わかっていたくせに

2009年5月22日 16時30分 | カテゴリー: 活動報告

Fool enough to think that’s what I’ll find

 急に気温が高くなって蒸したりして、気候変動が激しく、高齢者でなくでも、体調管理が厳しい今日この頃です。また、巷では新型インフルエンザの話題に囚われ、誰もが溢れる情報で不安に駆られる状況の中、心配性の母は、大量のマスクを買い求め、わざわざ宅急便で私に送ってきました。「あ〜、石油ショックの時のトイレットペーパーと一緒だ〜」と、しみじみ考えさせられました。

 副題に書いたFool enough to think that’s what I’ll findは、カーペンターズのヒット曲のひとつ「青春の輝き」の一節ですが、私が訳すとしたら“わかっていたはずなのに”となるでしょうか。これはラブソングですが、どんなことでも同様だと思うのです。

 人は、およそのことを予測して生きています。それなのに、わざと(知りつつも)見ないふりをしていることもあります。高齢化社会もパンデミックも、だれもが予測をしていたのです。アナリストでなくても、ある程度の見通しは、持っていたはずなのに、いざ直面すると、‘役者顔負け’のビックリ状態を起こすのです。
 この「青春の輝き」は、ドラマ「未成年」に使われ、理不尽な大人社会へ問題提起にもなりました。このフレーズの前に、I know I perfection of a quite imperfect worldというフレーズがあります。「完璧な世界なんか、あるはずもないのに」とでも訳しましょうか。

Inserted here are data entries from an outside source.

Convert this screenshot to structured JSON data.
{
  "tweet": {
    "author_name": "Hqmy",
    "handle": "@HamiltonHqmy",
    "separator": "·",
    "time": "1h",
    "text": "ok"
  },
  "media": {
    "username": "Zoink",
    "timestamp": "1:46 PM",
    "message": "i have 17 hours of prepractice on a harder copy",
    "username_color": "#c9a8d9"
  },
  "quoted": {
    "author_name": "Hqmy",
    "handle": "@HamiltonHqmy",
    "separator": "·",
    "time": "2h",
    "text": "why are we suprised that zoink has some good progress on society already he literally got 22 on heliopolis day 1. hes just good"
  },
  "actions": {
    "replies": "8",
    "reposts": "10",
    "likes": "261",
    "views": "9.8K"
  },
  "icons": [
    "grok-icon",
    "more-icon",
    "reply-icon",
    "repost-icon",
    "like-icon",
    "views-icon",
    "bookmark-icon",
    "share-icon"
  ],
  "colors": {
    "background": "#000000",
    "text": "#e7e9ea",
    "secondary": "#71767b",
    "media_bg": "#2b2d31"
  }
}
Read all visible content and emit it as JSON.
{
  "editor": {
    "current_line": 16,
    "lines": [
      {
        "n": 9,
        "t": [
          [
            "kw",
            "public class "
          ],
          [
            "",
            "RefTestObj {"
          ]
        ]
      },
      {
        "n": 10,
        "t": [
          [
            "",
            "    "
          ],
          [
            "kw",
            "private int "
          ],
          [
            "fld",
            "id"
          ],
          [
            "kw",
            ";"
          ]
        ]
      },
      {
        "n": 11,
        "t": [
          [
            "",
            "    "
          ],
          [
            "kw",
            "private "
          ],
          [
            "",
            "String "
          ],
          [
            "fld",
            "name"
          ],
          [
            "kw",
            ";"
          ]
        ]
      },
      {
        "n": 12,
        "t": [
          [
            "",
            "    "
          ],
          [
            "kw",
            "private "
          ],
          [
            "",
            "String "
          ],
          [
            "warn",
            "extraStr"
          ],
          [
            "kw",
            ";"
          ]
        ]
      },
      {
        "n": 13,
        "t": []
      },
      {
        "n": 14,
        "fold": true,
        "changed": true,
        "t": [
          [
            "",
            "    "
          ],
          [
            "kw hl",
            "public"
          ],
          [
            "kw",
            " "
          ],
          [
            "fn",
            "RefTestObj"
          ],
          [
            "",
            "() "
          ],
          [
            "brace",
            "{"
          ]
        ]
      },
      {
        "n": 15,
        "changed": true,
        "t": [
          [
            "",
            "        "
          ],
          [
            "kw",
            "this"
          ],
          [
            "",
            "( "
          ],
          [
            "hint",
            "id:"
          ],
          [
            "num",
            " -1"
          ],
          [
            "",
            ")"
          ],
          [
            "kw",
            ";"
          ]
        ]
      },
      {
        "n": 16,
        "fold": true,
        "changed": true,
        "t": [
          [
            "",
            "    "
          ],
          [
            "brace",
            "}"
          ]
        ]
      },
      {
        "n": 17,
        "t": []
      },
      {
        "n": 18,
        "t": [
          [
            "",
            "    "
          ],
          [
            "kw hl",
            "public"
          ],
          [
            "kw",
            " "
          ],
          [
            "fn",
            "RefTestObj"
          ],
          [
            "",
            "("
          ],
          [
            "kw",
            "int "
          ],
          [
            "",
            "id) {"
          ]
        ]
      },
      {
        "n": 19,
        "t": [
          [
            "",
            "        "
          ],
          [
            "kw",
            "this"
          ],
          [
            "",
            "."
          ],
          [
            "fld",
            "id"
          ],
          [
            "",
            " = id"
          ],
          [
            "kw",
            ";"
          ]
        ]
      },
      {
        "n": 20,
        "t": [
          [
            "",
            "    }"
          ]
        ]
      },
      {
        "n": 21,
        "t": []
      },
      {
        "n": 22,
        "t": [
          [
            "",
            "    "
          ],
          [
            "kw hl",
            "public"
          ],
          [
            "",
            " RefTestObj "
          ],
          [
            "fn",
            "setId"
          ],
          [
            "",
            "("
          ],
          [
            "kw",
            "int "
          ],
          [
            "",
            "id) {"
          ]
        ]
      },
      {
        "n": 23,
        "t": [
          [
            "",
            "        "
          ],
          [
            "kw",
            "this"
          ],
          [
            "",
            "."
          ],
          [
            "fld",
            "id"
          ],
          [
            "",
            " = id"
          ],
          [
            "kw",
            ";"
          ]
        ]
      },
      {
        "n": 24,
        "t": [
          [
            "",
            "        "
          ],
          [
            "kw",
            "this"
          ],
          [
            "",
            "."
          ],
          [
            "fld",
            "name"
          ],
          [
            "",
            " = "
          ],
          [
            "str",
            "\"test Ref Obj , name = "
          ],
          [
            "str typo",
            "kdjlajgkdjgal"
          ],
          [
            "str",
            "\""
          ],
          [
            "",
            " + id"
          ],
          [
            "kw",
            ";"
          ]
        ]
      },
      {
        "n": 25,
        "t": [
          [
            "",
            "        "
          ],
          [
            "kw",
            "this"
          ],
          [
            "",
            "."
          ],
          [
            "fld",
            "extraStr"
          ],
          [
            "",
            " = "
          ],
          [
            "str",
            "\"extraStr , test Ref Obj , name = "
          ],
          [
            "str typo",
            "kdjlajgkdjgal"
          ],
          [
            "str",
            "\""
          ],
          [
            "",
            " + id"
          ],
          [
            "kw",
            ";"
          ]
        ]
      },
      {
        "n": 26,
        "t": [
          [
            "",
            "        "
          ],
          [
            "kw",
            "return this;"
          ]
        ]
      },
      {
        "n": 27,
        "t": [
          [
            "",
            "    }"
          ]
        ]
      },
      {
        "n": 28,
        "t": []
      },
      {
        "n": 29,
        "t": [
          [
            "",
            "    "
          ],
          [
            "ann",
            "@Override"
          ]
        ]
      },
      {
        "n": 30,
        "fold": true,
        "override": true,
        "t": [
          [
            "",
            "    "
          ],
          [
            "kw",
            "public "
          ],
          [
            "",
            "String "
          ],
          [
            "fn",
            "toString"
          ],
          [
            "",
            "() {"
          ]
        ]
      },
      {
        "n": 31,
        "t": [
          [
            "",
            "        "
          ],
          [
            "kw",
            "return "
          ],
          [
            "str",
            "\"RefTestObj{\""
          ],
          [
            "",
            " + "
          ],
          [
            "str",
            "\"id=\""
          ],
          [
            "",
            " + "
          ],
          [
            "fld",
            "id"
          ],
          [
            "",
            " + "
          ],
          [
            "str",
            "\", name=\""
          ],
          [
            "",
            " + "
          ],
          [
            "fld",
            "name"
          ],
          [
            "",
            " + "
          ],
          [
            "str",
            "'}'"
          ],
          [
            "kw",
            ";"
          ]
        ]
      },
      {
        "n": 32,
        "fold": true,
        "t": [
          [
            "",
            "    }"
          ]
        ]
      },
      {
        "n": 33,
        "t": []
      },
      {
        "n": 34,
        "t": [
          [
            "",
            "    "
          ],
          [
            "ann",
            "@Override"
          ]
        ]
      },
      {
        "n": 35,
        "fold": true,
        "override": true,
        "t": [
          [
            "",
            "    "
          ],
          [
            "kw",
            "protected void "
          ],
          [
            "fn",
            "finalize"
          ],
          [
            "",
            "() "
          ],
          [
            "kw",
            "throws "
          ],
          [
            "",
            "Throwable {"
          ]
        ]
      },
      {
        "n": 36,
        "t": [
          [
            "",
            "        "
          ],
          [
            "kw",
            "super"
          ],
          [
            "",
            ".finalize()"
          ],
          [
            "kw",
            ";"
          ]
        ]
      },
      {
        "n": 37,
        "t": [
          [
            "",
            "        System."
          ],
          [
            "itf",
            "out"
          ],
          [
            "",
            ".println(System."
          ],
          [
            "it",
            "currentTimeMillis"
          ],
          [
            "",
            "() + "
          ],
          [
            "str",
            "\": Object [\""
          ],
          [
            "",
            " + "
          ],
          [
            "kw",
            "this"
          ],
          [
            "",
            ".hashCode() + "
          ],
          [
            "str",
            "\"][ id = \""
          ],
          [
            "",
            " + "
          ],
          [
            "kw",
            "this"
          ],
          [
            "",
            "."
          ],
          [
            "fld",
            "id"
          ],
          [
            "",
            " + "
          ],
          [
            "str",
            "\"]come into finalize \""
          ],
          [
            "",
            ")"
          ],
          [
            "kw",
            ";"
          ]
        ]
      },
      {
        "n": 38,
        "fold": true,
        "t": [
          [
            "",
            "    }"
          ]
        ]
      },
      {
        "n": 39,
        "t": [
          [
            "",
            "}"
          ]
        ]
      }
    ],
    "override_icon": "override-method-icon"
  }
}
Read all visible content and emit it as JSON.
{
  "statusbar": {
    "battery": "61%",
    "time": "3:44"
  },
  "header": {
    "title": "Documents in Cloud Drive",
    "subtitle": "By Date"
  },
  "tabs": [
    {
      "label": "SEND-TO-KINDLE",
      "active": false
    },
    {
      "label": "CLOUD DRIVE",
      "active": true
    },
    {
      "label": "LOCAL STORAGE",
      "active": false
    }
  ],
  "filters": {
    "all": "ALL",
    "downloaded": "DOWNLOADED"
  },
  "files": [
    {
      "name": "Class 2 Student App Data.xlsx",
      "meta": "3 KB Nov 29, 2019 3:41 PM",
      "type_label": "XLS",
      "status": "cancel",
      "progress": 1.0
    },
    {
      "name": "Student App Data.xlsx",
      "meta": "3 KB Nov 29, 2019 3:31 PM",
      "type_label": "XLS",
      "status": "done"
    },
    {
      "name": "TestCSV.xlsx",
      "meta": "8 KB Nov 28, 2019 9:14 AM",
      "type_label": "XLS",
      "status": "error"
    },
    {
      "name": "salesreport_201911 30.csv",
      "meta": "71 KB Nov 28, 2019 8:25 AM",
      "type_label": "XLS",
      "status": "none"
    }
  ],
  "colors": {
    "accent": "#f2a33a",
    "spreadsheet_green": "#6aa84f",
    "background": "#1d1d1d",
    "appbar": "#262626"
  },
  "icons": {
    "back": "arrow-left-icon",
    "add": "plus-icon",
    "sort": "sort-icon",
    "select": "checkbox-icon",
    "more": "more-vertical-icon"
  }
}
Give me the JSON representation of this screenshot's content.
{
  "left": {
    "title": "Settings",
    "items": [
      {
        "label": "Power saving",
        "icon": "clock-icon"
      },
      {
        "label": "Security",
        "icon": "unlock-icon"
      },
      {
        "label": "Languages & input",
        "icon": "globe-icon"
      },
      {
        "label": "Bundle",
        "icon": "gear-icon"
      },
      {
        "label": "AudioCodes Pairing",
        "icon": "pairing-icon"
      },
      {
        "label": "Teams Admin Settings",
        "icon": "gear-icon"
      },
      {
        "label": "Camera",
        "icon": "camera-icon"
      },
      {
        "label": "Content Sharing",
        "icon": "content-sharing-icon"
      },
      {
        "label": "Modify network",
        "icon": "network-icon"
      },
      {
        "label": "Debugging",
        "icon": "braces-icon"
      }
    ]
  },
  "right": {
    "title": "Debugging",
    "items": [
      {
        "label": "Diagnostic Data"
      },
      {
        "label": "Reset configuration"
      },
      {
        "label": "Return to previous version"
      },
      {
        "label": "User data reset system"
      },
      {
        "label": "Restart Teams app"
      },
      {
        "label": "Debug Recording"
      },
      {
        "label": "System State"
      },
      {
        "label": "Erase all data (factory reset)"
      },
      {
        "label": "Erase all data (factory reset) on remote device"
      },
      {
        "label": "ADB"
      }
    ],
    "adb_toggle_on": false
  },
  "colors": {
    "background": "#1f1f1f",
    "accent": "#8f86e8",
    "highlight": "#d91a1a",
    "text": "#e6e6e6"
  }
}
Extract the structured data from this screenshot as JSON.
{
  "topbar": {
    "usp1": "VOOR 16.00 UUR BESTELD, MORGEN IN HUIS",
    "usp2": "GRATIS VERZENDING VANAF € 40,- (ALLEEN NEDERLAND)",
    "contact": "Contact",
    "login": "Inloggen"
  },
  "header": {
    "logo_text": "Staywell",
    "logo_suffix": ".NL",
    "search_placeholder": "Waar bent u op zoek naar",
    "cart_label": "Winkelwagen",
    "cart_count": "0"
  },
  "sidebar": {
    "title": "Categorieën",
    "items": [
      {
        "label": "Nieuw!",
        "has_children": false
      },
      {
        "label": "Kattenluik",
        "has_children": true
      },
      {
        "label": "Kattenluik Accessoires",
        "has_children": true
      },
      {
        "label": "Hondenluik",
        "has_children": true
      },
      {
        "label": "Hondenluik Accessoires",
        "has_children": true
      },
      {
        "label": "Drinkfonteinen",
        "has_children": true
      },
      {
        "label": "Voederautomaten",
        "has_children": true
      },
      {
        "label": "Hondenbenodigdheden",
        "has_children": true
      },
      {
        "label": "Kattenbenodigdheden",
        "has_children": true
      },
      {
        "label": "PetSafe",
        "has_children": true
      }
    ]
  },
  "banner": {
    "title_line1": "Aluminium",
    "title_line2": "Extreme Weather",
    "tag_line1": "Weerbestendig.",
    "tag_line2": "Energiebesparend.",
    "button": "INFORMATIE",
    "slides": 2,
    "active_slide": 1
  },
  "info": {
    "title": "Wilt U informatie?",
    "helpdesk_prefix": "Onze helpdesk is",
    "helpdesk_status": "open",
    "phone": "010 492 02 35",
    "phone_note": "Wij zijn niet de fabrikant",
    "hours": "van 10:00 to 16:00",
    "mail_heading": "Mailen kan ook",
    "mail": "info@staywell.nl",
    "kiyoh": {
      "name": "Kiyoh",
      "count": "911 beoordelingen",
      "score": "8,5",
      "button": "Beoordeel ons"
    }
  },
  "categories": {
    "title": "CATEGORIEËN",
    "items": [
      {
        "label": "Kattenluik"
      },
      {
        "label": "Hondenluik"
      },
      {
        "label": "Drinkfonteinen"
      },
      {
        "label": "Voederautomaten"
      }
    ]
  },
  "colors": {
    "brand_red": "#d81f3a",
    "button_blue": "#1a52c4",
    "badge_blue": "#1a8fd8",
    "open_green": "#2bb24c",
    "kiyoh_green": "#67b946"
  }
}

 人は知りつつ、見ないふりをすることもする生き物です。たとえば、生活苦に喘ぐホームレスを見たとしても「気付かないふり」、道端にゴミが落ちていても「見なかった」コトにする…etc. 誰もが己のことに忙しく、構っていられない現代のあり様が、悲しい今の社会です。このままでいいのだろうか?と誰もが思っているはずです。

 きょう、公民館活動に造詣の深い教育長と、その「市民自治」について、話をしました。教育長は、国立の市民は「自治」への意識レベルが高いことを誇らしく語る一方で、高齢化とともに、その継続の難しさをひしひしと感じていると知り、考えさせられました。

 高齢化は、誰もが予測できていたことであるけれど、その先のことを、どうすべきか、しっかり議論する暇もなく、今を迎えてしまっているのです。
 「レジャー世代」と呼ばれた私たちの世代でさえ、50代に突入し、コミュニティの持ち方を億劫がる人種が増えることを、今更、憂いても間にあわないかもしれませんが、やはり、子どもたちは、そんな親の背を見て育ちますから「わかっていたくせに」知らんふり、することだけは、やめにしたいと思うのです。
 人は、一人では生きられないのですから。

写真は、国立市内で見つけたバラです。